Caracas, Venezuela, July 25, 2006 — Braulio Álvarez, representative of Chavez’s MVR party in the Venezuelan National Assembly (AN) and campesino leader, survived a second assassination attempt on his life last Saturday. Venezuelan Vice President José Vicente Rangel has called the crime “of a political nature, intended to eliminate a leader in the agricultural sector.” Venezuela is also investigating the possibility that the assassination attempt could be linked to Álvarez’s participation in the reopening of the investigation of the Yumare case, in which nine people were murdered in 1986, presumably at the hands of the Venezuelan intelligence service (DISIP).
The assassination attempt came early Saturday morning when Álvarez came under fire while driving in the Venezuelan agricultural state of Yaracuy. According to the Venezuelan Minister of Communication, William Lara, in an interview with Venezuela Television, the gunfire caused him to lose control of the car, and an impact to the face resulted in a serious injury to the mouth. Álvarez is currently in stable condition.
The assassination attempt comes just over a year after a first attempt on Álvarez’s life in which he was shot twice, wounded, and hurried to the hospital to undergo surgery.
According to a release from the Venezuelan Ministry of Communication, Lara expressed his “repudiation, rejection and ‘profound’ condemnation” regarding the assassination attempt.
Yaracuy state governor Carlos Jiménez stated shortly after the events that the DISIP is working to discover those responsible for the homicide attempt.

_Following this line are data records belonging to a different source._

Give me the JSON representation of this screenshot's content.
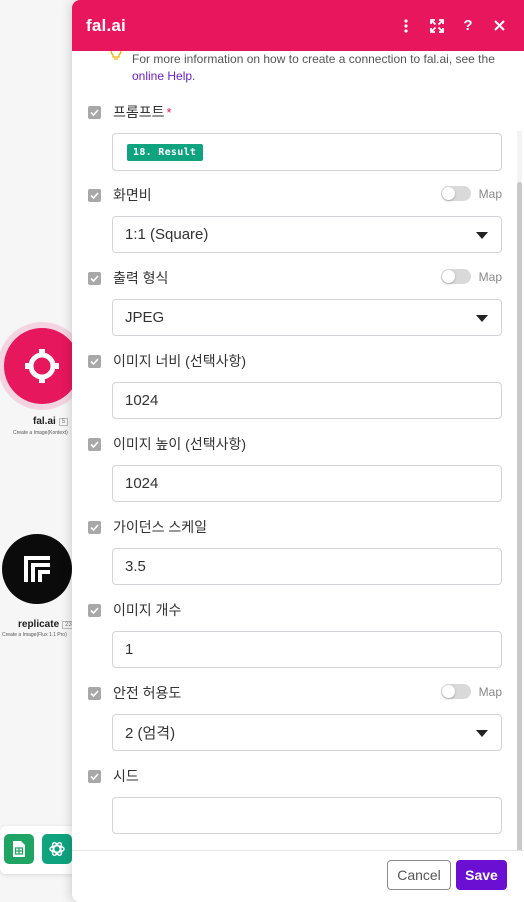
{
  "canvas": {
    "nodes": [
      {
        "name": "fal.ai",
        "badge": "5",
        "subtitle": "Create a Image(Kontext)"
      },
      {
        "name": "replicate",
        "badge": "23",
        "subtitle": "Create a Image(Flux 1.1 Pro)"
      }
    ]
  },
  "modal": {
    "title": "fal.ai",
    "info": {
      "text_before": "For more information on how to create a connection to fal.ai, see the ",
      "link": "online Help",
      "text_after": "."
    },
    "map_label": "Map",
    "fields": {
      "prompt": {
        "label": "프롬프트",
        "required_mark": "*",
        "pill": "18. Result"
      },
      "aspect": {
        "label": "화면비",
        "value": "1:1 (Square)"
      },
      "format": {
        "label": "출력 형식",
        "value": "JPEG"
      },
      "width": {
        "label": "이미지 너비 (선택사항)",
        "value": "1024"
      },
      "height": {
        "label": "이미지 높이 (선택사항)",
        "value": "1024"
      },
      "guidance": {
        "label": "가이던스 스케일",
        "value": "3.5"
      },
      "count": {
        "label": "이미지 개수",
        "value": "1"
      },
      "safety": {
        "label": "안전 허용도",
        "value": "2 (엄격)"
      },
      "seed": {
        "label": "시드",
        "value": ""
      }
    },
    "footer": {
      "cancel": "Cancel",
      "save": "Save"
    }
  },
  "colors": {
    "brand": "#e8175d",
    "save": "#6b10d3",
    "pill": "#10a37f"
  }
}
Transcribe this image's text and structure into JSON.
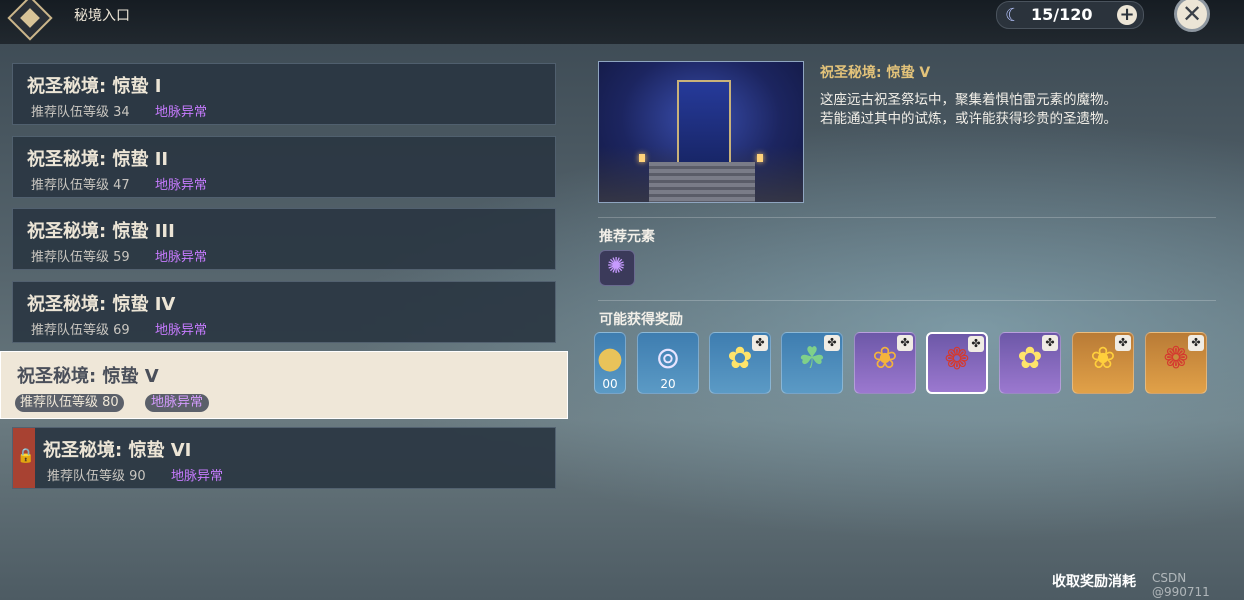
{
  "header": {
    "title": "秘境入口",
    "resin_value": "15/120",
    "resin_icon": "crescent-moon-icon",
    "add_icon": "plus-icon",
    "close_icon": "close-icon"
  },
  "domains": [
    {
      "name": "祝圣秘境: 惊蛰 I",
      "level": "推荐队伍等级 34",
      "tag": "地脉异常",
      "state": "normal"
    },
    {
      "name": "祝圣秘境: 惊蛰 II",
      "level": "推荐队伍等级 47",
      "tag": "地脉异常",
      "state": "normal"
    },
    {
      "name": "祝圣秘境: 惊蛰 III",
      "level": "推荐队伍等级 59",
      "tag": "地脉异常",
      "state": "normal"
    },
    {
      "name": "祝圣秘境: 惊蛰 IV",
      "level": "推荐队伍等级 69",
      "tag": "地脉异常",
      "state": "normal"
    },
    {
      "name": "祝圣秘境: 惊蛰 V",
      "level": "推荐队伍等级 80",
      "tag": "地脉异常",
      "state": "selected"
    },
    {
      "name": "祝圣秘境: 惊蛰 VI",
      "level": "推荐队伍等级 90",
      "tag": "地脉异常",
      "state": "locked"
    }
  ],
  "detail": {
    "title": "祝圣秘境: 惊蛰 V",
    "desc_line1": "这座远古祝圣祭坛中，聚集着惧怕雷元素的魔物。",
    "desc_line2": "若能通过其中的试炼，或许能获得珍贵的圣遗物。",
    "recommended_label": "推荐元素",
    "recommended_element_icon": "electro-element-icon",
    "rewards_label": "可能获得奖励"
  },
  "rewards": [
    {
      "icon": "mora-coin-icon",
      "count": "00",
      "rarity": "blue"
    },
    {
      "icon": "companionship-exp-icon",
      "count": "20",
      "rarity": "blue"
    },
    {
      "icon": "yellow-flower-artifact-icon",
      "count": "",
      "rarity": "blue"
    },
    {
      "icon": "clover-artifact-icon",
      "count": "",
      "rarity": "blue"
    },
    {
      "icon": "gold-flower-artifact-icon",
      "count": "",
      "rarity": "purple"
    },
    {
      "icon": "red-flower-artifact-icon",
      "count": "",
      "rarity": "purple"
    },
    {
      "icon": "yellow-flower-artifact-icon",
      "count": "",
      "rarity": "purple"
    },
    {
      "icon": "gold-flower-artifact-icon",
      "count": "",
      "rarity": "gold"
    },
    {
      "icon": "red-flower-artifact-icon",
      "count": "",
      "rarity": "gold"
    }
  ],
  "footer": {
    "cost_label": "收取奖励消耗",
    "watermark": "CSDN @990711"
  }
}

Vice President Rangel declared, “We are going to investigate until the very end so there isn’t the slightest doubt regarding the events that took place around this attempt.”
During his discourse on Monday in celebration of Simon Bolivar’s 223 birthday, the Venezuelan Minister of Interior and Justice, Jesse Chacon, announced that the original hypothesis is that the assassination attempt was perpetrated by those in support of the latifundios (large plantations), and in reaction to the work that Álvarez has been carrying out in the AN in favor of the application of the Venezuelan land reform law.
Álvarez, however, is also a member of various AN committees, including head of the Special AN Committee to Investigate the Assassinations, Disappearances, and Torture of Venezuelans during the 60s, 70s and 80s and a Special Committee for the Investigation of campesino, indigenous, and fisherman deaths at the hands of assassins.
Chacon explained that both are possible motives for the attempt, and that at this time, although the investigations are advancing, “it would be irresponsible” to rule out either of the two hypotheses.
Nevertheless, Álvarez’s work in support of Venezuelan land reform has received more attention from the press and high government officials. Last Saturday, Communications Minister William Lara indicated that the situation “responds to strategies from internal groups that use mercenaries to assassinate social leaders in the country, particularly campesino leaders.”
Lara added, “In no way are these assassination attempts going to intimidate the campesino movement or the Venezuelan government in our ability to fully execute the Land Law.”
The assassination of campesino leaders in Venezuela is a growing problem and Vice President Rangel verified in a recent interview with Union Radio that there is a list of over 150 Venezuelan campesino leaders who have been assassinated since the passage of the land reform law in 2001. “There has been a large campaign in Venezuela to neutralize [the land reform’s] execution,” he stated.
According to a recent report by Venezuelan Human Rights Defender, German Mundarain, there have been 54 contracted killings of campesino leaders over the past seven years. As a result, Venezuela decided earlier this month to set aside $10 million for a compensation fund for the families of campesino leaders who have been assassinated in the course of Venezuela’s land reform program.